Q: What inspired you to pursue a career in anesthesiology?

A: Seeing so many health care disparities in Ethiopia and taking frequent trips to the hospital for sick family members, I was inspired to join the medical field at a young age. After moving to the United States at age 16, I got diagnosed with a rare adrenal tumor that required major surgery. My anesthesiologist played a huge role in making sure I came out of my operation without a stroke. My eyes opened to the field, and I fell in love with it during graduate school and medical school when I learned about physiology and pharmacology. Anesthesiology is a field that requires a lot of calmness, fast thinking, procedural excellence, and easy adaptability. We are the gatekeepers of the operating room, we make sure patients come in and out safely, whether it is controlling their blood pressure tightly or transfusing them with blood products during a surgical complication. We are called overhead in the hospital for critical patients needing immediate procedures. We get placed in very stressful situations, but I love the adrenaline rush and the gratification that comes with it.

Q: What is the biggest opportunity to improve healthcare?
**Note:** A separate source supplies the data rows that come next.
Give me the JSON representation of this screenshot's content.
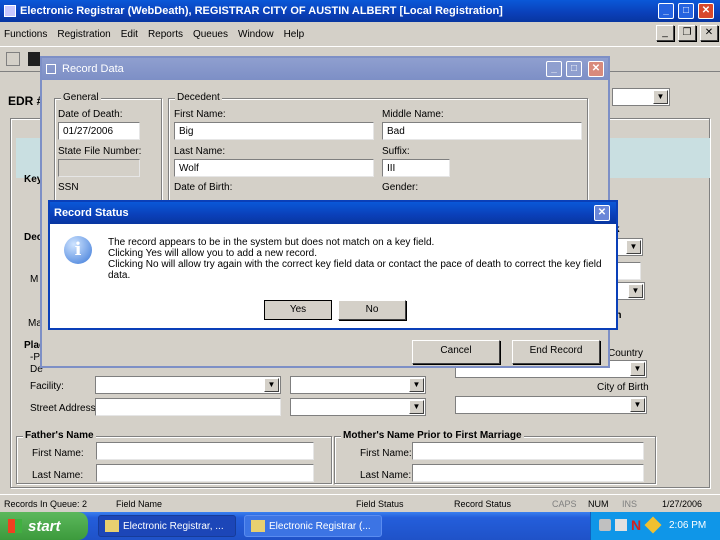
{
  "main_window": {
    "title": "Electronic Registrar (WebDeath), REGISTRAR   CITY OF AUSTIN   ALBERT   [Local Registration]",
    "menu": [
      "Functions",
      "Registration",
      "Edit",
      "Reports",
      "Queues",
      "Window",
      "Help"
    ],
    "edr_label": "EDR #"
  },
  "background_form": {
    "key_group": "Key",
    "dec_group": "Dec",
    "place_group": "Place",
    "side_labels": [
      "M",
      "Ma",
      "-P",
      "De"
    ],
    "facility_label": "Facility:",
    "street_label": "Street Address:",
    "right_labels": [
      "k",
      "th",
      "Country",
      "City of Birth"
    ],
    "fathers_name": "Father's Name",
    "father_first": "First Name:",
    "father_last": "Last Name:",
    "mothers_name": "Mother's Name Prior to First Marriage",
    "mother_first": "First Name:",
    "mother_last": "Last Name:"
  },
  "record_data": {
    "title": "Record Data",
    "general_group": "General",
    "date_of_death_label": "Date of Death:",
    "date_of_death_value": "01/27/2006",
    "state_file_label": "State File Number:",
    "ssn_label": "SSN",
    "decedent_group": "Decedent",
    "first_name_label": "First Name:",
    "first_name_value": "Big",
    "middle_name_label": "Middle Name:",
    "middle_name_value": "Bad",
    "last_name_label": "Last Name:",
    "last_name_value": "Wolf",
    "suffix_label": "Suffix:",
    "suffix_value": "III",
    "dob_label": "Date of Birth:",
    "gender_label": "Gender:",
    "cancel_label": "Cancel",
    "end_record_label": "End Record"
  },
  "record_status": {
    "title": "Record Status",
    "line1": "The record appears to be in the system but does not match on a key field.",
    "line2": "Clicking Yes will allow you to add a new record.",
    "line3": "Clicking No will allow try again with the correct key field data or contact the pace of death to correct the key field",
    "line4": "data.",
    "yes_label": "Yes",
    "no_label": "No"
  },
  "status_bar": {
    "queue": "Records In Queue: 2",
    "field_name": "Field Name",
    "field_status": "Field Status",
    "record_status": "Record Status",
    "caps": "CAPS",
    "num": "NUM",
    "ins": "INS",
    "date": "1/27/2006"
  },
  "taskbar": {
    "start_label": "start",
    "task1": "Electronic Registrar, ...",
    "task2": "Electronic Registrar (...",
    "clock": "2:06 PM"
  },
  "colors": {
    "title_blue": "#0a3fb8",
    "taskbar_blue": "#245edb",
    "start_green": "#3c9a3c",
    "face": "#d4d0c8"
  }
}
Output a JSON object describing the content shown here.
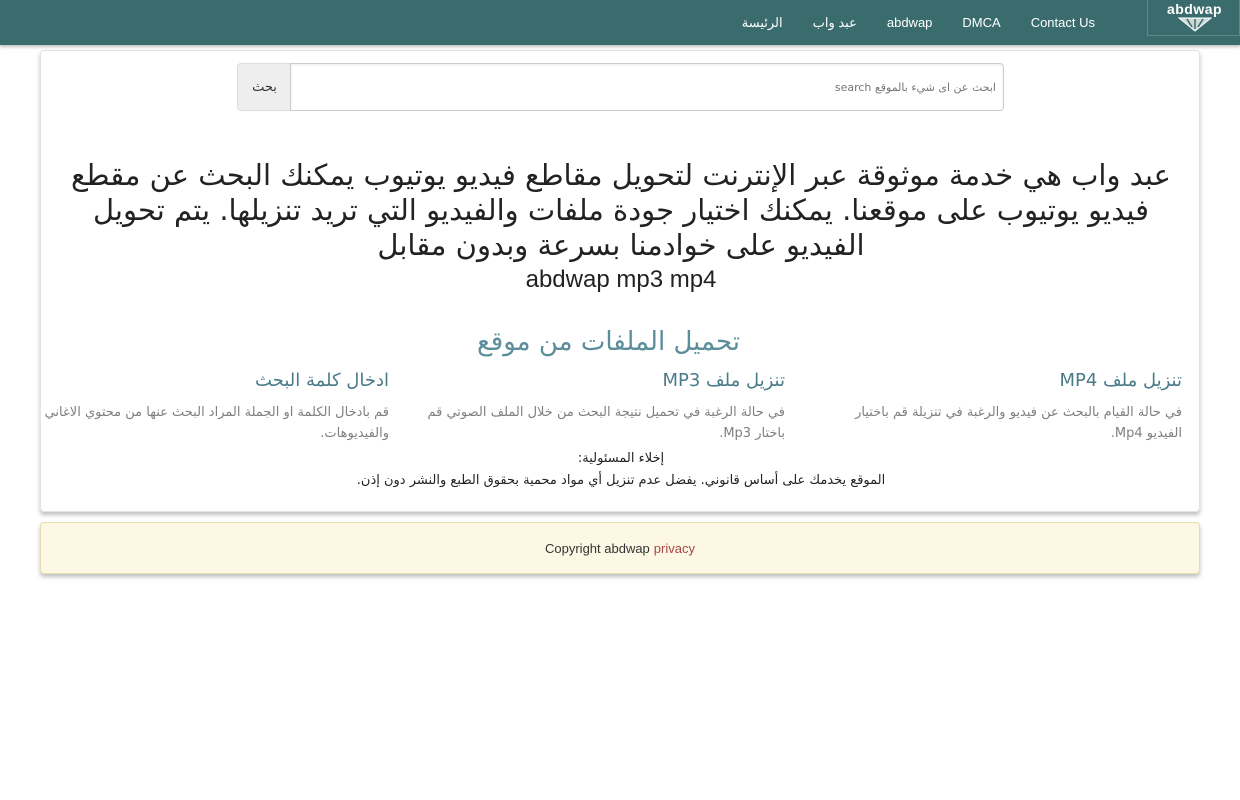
{
  "nav": {
    "logo_text": "abdwap",
    "links": [
      "الرئيسة",
      "عبد واب",
      "abdwap",
      "DMCA",
      "Contact Us"
    ]
  },
  "search": {
    "button_label": "بحث",
    "placeholder": "ابحث عن اى شيء بالموقع search"
  },
  "hero": {
    "text": "عبد واب هي خدمة موثوقة عبر الإنترنت لتحويل مقاطع فيديو يوتيوب يمكنك البحث عن مقطع فيديو يوتيوب على موقعنا. يمكنك اختيار جودة ملفات والفيديو التي تريد تنزيلها. يتم تحويل الفيديو على خوادمنا بسرعة وبدون مقابل",
    "subtitle": "abdwap mp3 mp4"
  },
  "section_title": "تحميل الملفات من موقع",
  "features": [
    {
      "title": "تنزيل ملف MP4",
      "text": "في حالة القيام بالبحث عن فيديو والرغبة في تنزيلة قم باختيار الفيديو Mp4."
    },
    {
      "title": "تنزيل ملف MP3",
      "text": "في حالة الرغبة في تحميل نتيجة البحث من خلال الملف الصوتي قم باختار Mp3."
    },
    {
      "title": "ادخال كلمة البحث",
      "text": "قم بادخال الكلمة او الجملة المراد البحث عنها من محتوي الاغاني والفيديوهات."
    }
  ],
  "disclaimer": {
    "title": "إخلاء المسئولية:",
    "text": "الموقع يخدمك على أساس قانوني. يفضل عدم تنزيل أي مواد محمية بحقوق الطبع والنشر دون إذن."
  },
  "footer": {
    "copyright": "Copyright abdwap",
    "privacy_label": "privacy"
  },
  "colors": {
    "navbar": "#3a6b6d",
    "section_title": "#5b8d9a",
    "feature_title": "#4a7b89",
    "footer_bg": "#fcf8e3",
    "privacy_link": "#a94442"
  }
}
A: The medical workforce is not diverse. For example, Black physicians make less than 5% of all physicians. There is also a significant health care disparity among patients of color. Multiple studies have shown that Black patients have more trust and are more likely to follow medical advice if they are treated by a physician of color. We need to do a better job in mentoring under-represented pre-medical students and getting them to medical school and residency in order to increase the pool of underrepresented physicians. This is why I created Mulu Mentor, a mentorship program that connects underrepresented pre-medical students to underrepresented physicians to provide them with the guidance they need to get to medical school. Many of our mentees are in medical school currently and it warms my heart knowing that a simple virtual mentorship program can slowly change the face of medicine.

Q: What is the greatest challenge facing healthcare?
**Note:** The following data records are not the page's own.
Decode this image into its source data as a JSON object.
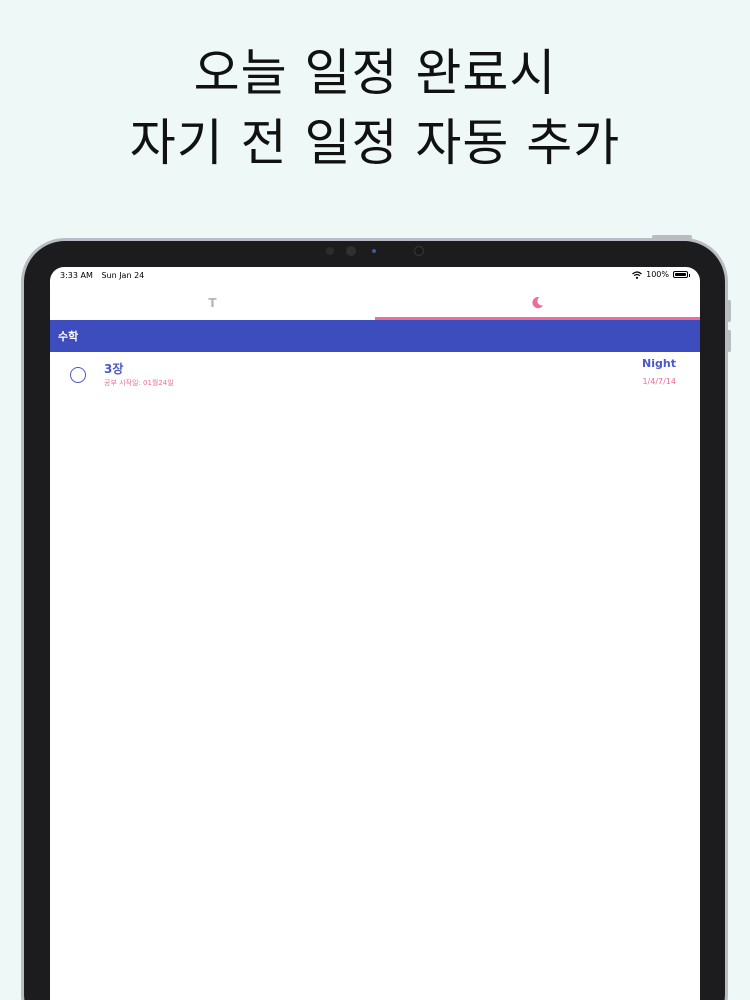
{
  "headline": {
    "line1": "오늘 일정 완료시",
    "line2": "자기 전 일정 자동 추가"
  },
  "status_bar": {
    "time": "3:33 AM",
    "date": "Sun Jan 24",
    "battery": "100%",
    "wifi_icon": "wifi-icon",
    "battery_icon": "battery-icon"
  },
  "tabs": [
    {
      "label": "T",
      "icon": "today-icon",
      "selected": false
    },
    {
      "label": "",
      "icon": "moon-icon",
      "selected": true
    }
  ],
  "colors": {
    "accent_blue": "#3d4dbd",
    "accent_pink": "#ef6b9a",
    "background": "#eef8f7"
  },
  "section": {
    "title": "수학"
  },
  "tasks": [
    {
      "title": "3장",
      "subtitle": "공부 시작일: 01월24일",
      "time_label": "Night",
      "cycle": "1/4/7/14",
      "done": false
    }
  ]
}
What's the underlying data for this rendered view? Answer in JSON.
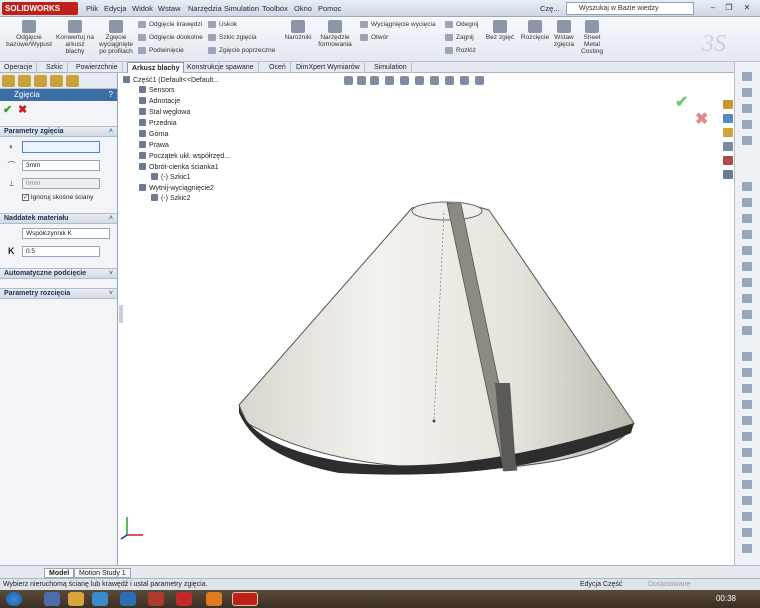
{
  "app": {
    "logo": "SOLIDWORKS",
    "menu": [
      "Plik",
      "Edycja",
      "Widok",
      "Wstaw",
      "Narzędzia",
      "Simulation",
      "Toolbox",
      "Okno",
      "Pomoc"
    ],
    "doc_title": "Czę...",
    "search_placeholder": "Wyszukaj w Bazie wiedzy"
  },
  "ribbon": {
    "big": [
      "Odgięcie bazowe/Wypust",
      "Konwertuj na arkusz blachy",
      "Zgięcie wyciągnięte po profilach"
    ],
    "col1": [
      "Odgięcie krawędzi",
      "Odgięcie dookolne",
      "Podwinięcie"
    ],
    "col2": [
      "Uskok",
      "Szkic zgięcia",
      "Zgięcie poprzeczne"
    ],
    "big2": [
      "Narożniki",
      "Narzędzie formowania"
    ],
    "col3": [
      "Wyciągnięcie wycięcia",
      "Otwór"
    ],
    "col4": [
      "Odegnij",
      "Zagnij",
      "Rozłóż"
    ],
    "big3": [
      "Bez zgięć",
      "Rozcięcie",
      "Wstaw zgięcia",
      "Sheet Metal Costing"
    ]
  },
  "tabs": [
    "Operacje",
    "Szkic",
    "Powierzchnie",
    "Arkusz blachy",
    "Konstrukcje spawane",
    "Oceń",
    "DimXpert Wymiarów",
    "Simulation"
  ],
  "active_tab": "Arkusz blachy",
  "panel": {
    "title": "Zgięcia",
    "help": "?",
    "sec1": "Parametry zgięcia",
    "radius": "3mm",
    "gap": "0mm",
    "ignore": "Ignoruj skośne ściany",
    "sec2": "Naddatek materiału",
    "ktype": "Współczynnik K",
    "k_label": "K",
    "k_value": "0.5",
    "sec3": "Automatyczne podcięcie",
    "sec4": "Parametry rozcięcia"
  },
  "tree": [
    "Część1  (Default<<Default...",
    "Sensors",
    "Adnotacje",
    "Stal węglowa",
    "Przednia",
    "Górna",
    "Prawa",
    "Początek ukł. współrzęd...",
    "Obrót-cienka ścianka1",
    "(-) Szkic1",
    "Wytnij-wyciągnięcie2",
    "(-) Szkic2"
  ],
  "bottom_tabs": [
    "Model",
    "Motion Study 1"
  ],
  "status": {
    "text": "Wybierz nieruchomą ścianę lub krawędź i ustal parametry zgięcia.",
    "mode": "Edycja Część",
    "units": "Dostosowane"
  },
  "clock": "00:38",
  "colors": {
    "accent": "#3a6ea5",
    "ok": "#2e9a2e",
    "cancel": "#c82020"
  }
}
A:  One of the biggest challenges I face as an anesthesiologist is the business-driven nature of medicine. Perioperative medicine is a money-making machine to say it in simple terms. The more surgeries and procedures are done, the more the hospital makes profit. It becomes extremely hard sometimes to provide quality care to patients when you are constantly pushed for speed and productivity. I think this is one of the biggest challenges in medicine in general. Primary care physicians are expected to see 15+ clinic patients a day with 10-15 minutes facetime for each. It is simply unrealistic. Emergency physicians expected to treat 5-6 patients per hour, many with complex medical history, can be challenging. This often leads to physician burnout, overall job dissatisfaction, and, potentially, patient harm. We need to figure out a way to allow physicians to spend more time with their patients and less on their computers, without any financial repercussions.